I would like to share two great success stories that I have recently had in my social work practice. I know that I will spend my career in the child welfare system, so that marks the foundation of the two following stories.

The first story is about two sisters from the Westside of Chicago that were placed in foster care due to inadequate supervision and neglect by the mother. The girls were young and only a year apart in age, one five and one six. They desperately wanted to return home to their mother, who was able to keep custody of two of their siblings. They could never understand why the mother could keep two of their siblings and not them. Every weekend when I would transport them back to the foster home after a weekend visit with their mother and siblings, they would cry in my backseat as if their hearts were actually breaking. I worked with the birth mother to get her into the appropriate services when I was an intern and was awarded the Gabe Miller Scholarship. After graduating and becoming employed by my internship agency, I was officially assigned this family case. In total, I worked with this family for two and a half years and the mother completed her services, enrolled the children in school, took them to doctors' appointments, and secured an entire 4 bedroom house through Section 8. I vividly remember the final court date.

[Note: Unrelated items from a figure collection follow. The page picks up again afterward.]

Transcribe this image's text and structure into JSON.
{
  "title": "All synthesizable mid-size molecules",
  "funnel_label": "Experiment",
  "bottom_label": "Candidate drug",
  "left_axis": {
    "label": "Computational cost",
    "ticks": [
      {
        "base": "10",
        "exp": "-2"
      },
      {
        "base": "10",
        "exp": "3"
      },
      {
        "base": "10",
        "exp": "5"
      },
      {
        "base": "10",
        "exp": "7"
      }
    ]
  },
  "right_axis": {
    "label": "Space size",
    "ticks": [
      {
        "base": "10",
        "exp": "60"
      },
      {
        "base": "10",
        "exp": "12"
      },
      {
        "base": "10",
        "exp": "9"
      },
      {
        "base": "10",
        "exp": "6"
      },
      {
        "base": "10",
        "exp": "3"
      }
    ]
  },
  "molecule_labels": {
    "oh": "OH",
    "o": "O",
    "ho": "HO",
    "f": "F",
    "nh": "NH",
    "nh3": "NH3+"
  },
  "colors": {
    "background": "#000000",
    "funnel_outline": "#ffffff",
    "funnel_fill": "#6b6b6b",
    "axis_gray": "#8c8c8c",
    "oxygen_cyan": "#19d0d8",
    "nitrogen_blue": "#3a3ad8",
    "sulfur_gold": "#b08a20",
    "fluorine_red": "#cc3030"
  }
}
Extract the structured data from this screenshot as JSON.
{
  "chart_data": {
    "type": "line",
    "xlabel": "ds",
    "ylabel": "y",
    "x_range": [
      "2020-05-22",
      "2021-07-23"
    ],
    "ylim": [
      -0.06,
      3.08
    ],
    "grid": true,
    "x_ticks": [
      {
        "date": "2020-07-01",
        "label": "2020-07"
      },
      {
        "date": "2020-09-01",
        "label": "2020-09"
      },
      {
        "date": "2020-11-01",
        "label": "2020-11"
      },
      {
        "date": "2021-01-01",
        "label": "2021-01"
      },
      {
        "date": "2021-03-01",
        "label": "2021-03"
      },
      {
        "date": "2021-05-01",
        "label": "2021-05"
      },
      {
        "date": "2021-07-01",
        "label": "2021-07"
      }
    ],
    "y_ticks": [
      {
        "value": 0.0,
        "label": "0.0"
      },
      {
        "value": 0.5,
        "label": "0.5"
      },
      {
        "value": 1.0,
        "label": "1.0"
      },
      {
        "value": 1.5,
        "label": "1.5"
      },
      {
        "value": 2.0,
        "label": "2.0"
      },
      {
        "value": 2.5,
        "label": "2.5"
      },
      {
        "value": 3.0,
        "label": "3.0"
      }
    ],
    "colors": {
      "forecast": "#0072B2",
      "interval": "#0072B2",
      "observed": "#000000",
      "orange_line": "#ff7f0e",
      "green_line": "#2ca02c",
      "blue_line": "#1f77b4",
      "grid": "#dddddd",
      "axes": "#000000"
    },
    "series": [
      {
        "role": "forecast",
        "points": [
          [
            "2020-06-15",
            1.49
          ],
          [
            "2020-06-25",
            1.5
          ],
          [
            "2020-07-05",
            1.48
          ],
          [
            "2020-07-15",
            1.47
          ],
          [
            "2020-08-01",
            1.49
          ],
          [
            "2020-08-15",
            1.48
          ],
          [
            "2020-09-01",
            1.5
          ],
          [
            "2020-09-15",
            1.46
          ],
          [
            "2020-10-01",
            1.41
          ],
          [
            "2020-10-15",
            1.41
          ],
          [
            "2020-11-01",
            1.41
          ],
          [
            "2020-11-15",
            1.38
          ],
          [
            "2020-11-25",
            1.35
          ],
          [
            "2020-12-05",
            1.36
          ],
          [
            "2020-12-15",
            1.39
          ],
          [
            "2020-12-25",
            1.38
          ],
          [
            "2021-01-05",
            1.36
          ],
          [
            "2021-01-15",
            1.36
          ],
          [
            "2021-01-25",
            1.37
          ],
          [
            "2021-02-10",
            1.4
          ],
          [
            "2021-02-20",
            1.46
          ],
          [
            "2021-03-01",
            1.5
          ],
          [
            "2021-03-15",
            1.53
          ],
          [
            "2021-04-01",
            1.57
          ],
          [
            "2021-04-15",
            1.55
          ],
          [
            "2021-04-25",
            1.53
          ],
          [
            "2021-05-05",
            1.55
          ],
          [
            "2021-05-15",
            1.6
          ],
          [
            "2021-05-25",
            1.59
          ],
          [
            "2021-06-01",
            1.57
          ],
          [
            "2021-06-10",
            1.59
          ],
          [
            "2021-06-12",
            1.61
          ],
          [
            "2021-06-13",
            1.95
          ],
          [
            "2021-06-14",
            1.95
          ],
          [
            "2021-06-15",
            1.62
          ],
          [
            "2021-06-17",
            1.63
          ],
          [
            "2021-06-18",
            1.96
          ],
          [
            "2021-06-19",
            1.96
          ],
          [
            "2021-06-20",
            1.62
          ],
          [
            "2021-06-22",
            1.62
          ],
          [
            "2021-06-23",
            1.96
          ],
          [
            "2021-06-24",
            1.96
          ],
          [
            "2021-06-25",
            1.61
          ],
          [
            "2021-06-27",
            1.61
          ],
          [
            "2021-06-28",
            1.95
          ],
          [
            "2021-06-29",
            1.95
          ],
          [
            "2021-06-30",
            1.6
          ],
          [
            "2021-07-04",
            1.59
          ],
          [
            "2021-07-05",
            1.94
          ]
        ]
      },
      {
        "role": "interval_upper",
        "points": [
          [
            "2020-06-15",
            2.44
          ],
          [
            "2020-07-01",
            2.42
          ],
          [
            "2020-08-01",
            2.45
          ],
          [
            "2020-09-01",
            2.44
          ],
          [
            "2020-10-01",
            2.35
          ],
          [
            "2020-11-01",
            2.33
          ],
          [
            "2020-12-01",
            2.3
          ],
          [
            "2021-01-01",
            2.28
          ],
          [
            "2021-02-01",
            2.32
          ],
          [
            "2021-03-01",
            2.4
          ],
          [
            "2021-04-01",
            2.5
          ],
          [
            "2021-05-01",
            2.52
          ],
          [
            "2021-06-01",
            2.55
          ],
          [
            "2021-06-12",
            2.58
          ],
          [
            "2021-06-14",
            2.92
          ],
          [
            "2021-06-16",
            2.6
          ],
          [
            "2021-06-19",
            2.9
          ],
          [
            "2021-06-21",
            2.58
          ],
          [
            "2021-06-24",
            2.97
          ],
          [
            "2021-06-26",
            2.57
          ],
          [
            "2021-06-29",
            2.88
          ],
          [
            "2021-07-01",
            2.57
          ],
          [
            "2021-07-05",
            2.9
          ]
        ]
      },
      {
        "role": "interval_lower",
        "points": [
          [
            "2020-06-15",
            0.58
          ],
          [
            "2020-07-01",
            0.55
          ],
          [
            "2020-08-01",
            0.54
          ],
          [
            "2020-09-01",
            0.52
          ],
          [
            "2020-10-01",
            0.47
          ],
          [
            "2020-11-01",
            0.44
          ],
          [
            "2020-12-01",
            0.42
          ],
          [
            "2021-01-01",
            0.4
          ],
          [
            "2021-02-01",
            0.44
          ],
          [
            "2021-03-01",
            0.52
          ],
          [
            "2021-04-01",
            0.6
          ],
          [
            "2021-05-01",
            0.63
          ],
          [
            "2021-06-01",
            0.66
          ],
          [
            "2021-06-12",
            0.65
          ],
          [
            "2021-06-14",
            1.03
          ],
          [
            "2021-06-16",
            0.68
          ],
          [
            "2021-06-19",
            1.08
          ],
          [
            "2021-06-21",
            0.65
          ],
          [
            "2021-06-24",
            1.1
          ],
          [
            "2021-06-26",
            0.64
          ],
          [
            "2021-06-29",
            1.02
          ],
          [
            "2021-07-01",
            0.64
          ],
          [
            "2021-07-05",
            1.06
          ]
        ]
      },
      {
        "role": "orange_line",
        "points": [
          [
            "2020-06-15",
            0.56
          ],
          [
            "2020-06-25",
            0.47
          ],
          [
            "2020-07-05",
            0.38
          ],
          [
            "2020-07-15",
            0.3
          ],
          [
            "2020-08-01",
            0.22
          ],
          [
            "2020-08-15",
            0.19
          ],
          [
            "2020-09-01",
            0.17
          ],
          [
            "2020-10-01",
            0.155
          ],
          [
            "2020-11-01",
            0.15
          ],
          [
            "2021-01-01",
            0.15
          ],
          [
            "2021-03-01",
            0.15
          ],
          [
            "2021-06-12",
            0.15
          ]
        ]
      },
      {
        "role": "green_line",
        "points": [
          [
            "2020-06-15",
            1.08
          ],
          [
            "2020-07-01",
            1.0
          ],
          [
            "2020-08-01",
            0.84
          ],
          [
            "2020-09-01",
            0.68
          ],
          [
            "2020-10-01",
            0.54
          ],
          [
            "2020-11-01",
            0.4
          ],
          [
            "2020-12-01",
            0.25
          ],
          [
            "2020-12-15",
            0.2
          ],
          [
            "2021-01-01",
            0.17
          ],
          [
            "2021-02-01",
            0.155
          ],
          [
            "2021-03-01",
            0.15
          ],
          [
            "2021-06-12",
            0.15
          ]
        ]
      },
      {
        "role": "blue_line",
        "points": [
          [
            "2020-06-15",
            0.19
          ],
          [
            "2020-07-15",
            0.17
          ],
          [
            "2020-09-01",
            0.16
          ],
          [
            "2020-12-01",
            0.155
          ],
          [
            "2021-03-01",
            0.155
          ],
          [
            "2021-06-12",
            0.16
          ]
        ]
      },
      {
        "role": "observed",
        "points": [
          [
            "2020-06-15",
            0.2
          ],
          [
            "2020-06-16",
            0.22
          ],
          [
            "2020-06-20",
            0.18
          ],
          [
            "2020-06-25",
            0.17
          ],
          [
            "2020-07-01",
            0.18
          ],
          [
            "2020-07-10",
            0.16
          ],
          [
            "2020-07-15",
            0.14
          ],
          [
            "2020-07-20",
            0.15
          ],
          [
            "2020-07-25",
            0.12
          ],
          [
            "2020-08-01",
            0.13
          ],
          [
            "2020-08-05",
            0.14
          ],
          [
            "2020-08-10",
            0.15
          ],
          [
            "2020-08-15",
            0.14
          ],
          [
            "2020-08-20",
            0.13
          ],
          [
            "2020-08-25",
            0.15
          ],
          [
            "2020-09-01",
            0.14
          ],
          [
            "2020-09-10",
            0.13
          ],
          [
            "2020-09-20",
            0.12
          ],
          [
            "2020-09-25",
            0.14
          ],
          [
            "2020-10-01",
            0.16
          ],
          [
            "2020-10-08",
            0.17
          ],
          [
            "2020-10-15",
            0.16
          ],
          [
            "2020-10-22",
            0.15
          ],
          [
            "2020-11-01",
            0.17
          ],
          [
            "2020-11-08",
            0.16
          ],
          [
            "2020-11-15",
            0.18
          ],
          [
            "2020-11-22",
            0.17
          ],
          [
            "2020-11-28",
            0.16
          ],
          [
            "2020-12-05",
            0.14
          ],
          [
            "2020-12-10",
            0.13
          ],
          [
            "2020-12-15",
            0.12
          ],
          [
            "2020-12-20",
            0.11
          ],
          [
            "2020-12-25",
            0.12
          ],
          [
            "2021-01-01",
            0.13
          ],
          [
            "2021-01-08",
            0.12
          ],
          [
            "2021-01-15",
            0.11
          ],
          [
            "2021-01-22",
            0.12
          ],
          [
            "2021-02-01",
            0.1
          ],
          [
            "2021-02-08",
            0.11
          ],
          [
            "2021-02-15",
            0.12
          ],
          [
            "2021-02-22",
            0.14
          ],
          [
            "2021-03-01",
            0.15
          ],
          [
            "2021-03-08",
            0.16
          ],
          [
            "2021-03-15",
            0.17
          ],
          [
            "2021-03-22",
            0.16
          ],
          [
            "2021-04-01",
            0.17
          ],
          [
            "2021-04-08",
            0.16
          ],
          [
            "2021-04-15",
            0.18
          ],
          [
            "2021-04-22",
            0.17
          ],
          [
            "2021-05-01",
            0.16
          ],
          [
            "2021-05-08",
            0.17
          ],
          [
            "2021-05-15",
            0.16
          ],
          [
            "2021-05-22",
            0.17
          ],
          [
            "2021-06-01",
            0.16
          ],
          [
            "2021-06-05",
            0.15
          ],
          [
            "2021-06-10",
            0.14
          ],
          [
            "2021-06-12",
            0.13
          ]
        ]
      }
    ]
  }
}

I picked up the mother and her four children, ranging in ages from 18 months to 9 years old and we traveled to court. I testified for over an hour about all the services completed and the bond between the mother and her children. By the end, when the Judge made his final ruling to return the children home to their mother, all of the attorneys were crying, the birth mother was crying, the children were crying, I was crying, and even the Judge was teary-eyed through his congratulatory speech. It was a magical moment that happens too infrequently in foster care.

Another story comes from my work as a foster care crisis worker in Philadelphia. One night, I received a phone call from Kmart security officers explaining that two male, teenage foster children had been picked up for shoplifting. The security officer said that the police were on their way and that I needed to get there in a timely manner or else they would be spending time in juvenile detention. I stopped in the middle of dinner with my husband and responded to the crisis. The police were willing to release the minors into my custody instead of detaining them. The minors received tickets and fines and we completed the necessary paperwork. The two teenage boys were silent until they expressed their apologies to the Kmart staff members. I transported the minors from Kmart to their current foster homes and took the opportunity to process what had just happened. Due to their escalating behaviors, the following day I referred the minors for reevaluations of services needed. It may not seem like a large success story as the previous one mentioned, but keeping two teenage male foster children out of juvenile detention is a success worth celebrating.

I continue to be a proud Gabe Miller Scholarship recipient and I am very excited to see that the work the foundation does continues on. The scholarship was most helpful for me and I still have my certificate hanging in my office. Thank you to all of the donors and attendees at the dinner. Your generosity is noteworthy and touches many lives.